Paper Structure (20 sections, 5 figures, 7 tables)

This paper contains 20 sections, 5 figures, 7 tables.

Figures (5)

  • Figure 1: Overview of the types of questions that can be asked with multimodal machine learning. In addition to developing powerful multimodal models (e), multimodal ML can help understand the value of each modality (a), the impact of adding a new modality (b), when an additional modality is required (c), and how the information in different modalities interacts (d).
  • Figure 2: Overview of AutoPrognosis-M. AutoPrognosis-M leverages automated machine learning to produce multimodal ensembles by optimizing state-of-the-art image and tabular modeling approaches across three fusion strategies.
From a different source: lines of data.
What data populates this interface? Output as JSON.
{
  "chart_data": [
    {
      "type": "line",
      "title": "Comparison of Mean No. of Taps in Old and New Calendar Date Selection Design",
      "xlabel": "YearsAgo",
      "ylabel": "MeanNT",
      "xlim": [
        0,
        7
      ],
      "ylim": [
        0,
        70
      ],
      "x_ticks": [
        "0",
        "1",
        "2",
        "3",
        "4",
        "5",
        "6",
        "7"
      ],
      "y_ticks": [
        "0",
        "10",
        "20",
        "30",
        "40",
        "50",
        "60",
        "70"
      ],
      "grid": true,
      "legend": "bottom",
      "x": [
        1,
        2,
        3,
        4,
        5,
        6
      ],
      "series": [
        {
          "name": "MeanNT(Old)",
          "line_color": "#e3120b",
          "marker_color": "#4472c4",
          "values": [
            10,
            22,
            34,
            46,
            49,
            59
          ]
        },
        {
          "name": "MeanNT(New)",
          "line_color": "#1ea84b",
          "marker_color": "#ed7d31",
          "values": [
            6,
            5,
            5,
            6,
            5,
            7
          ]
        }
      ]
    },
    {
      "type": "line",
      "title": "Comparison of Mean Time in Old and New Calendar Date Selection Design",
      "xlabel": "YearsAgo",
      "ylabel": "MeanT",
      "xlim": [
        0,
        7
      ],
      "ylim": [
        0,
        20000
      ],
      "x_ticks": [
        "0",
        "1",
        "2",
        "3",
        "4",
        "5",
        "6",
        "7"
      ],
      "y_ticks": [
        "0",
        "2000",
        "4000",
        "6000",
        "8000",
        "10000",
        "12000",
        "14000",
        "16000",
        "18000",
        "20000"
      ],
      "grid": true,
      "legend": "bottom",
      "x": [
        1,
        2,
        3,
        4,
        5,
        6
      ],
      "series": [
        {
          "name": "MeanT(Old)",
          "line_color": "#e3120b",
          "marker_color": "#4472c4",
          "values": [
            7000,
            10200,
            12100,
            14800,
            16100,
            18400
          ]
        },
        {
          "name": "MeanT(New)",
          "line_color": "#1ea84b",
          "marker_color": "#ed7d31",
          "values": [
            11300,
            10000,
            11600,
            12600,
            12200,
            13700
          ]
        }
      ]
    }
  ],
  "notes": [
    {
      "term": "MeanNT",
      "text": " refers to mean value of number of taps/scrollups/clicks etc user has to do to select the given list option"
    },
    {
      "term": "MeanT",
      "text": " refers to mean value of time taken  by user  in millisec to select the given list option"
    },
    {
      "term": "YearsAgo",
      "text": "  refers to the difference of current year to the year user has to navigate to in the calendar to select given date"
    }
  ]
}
AutoPrognosis-M also enables such models to be interrogated with explainable AI and provides uncertainty estimates using conformal prediction.
  • Figure 3: Illustration of the three types of multimodal fusion. (a) Late fusion combines the predictions of separate unimodal models. (b) Early fusion trains a predictive model on the combination of fixed extracted features. (c) Joint fusion flexibly integrates multiple modalities, learning to extract representations and make predictions simultaneously in an end-to-end manner.
  • Figure 4: Selective acquisition of images based on conformal prediction. By acquiring images for around 20% of samples with the highest predicted uncertainty based on the tabular features, we capture c. 55% and 65% of the improvement of the multimodal classifier for (a) lesion categorization and (b) cancer diagnosis, respectively. We approach the performance of the multimodal classifier by acquiring images for around half of all patients.
  • Figure 5: Comparison of explanations for unimodal and multimodal models using integrated gradients. The original image (left, img_id: PAT_521_984_412) together with attributions for the unimodal (center left) and joint fusion EfficientNetB4 models (center right and right).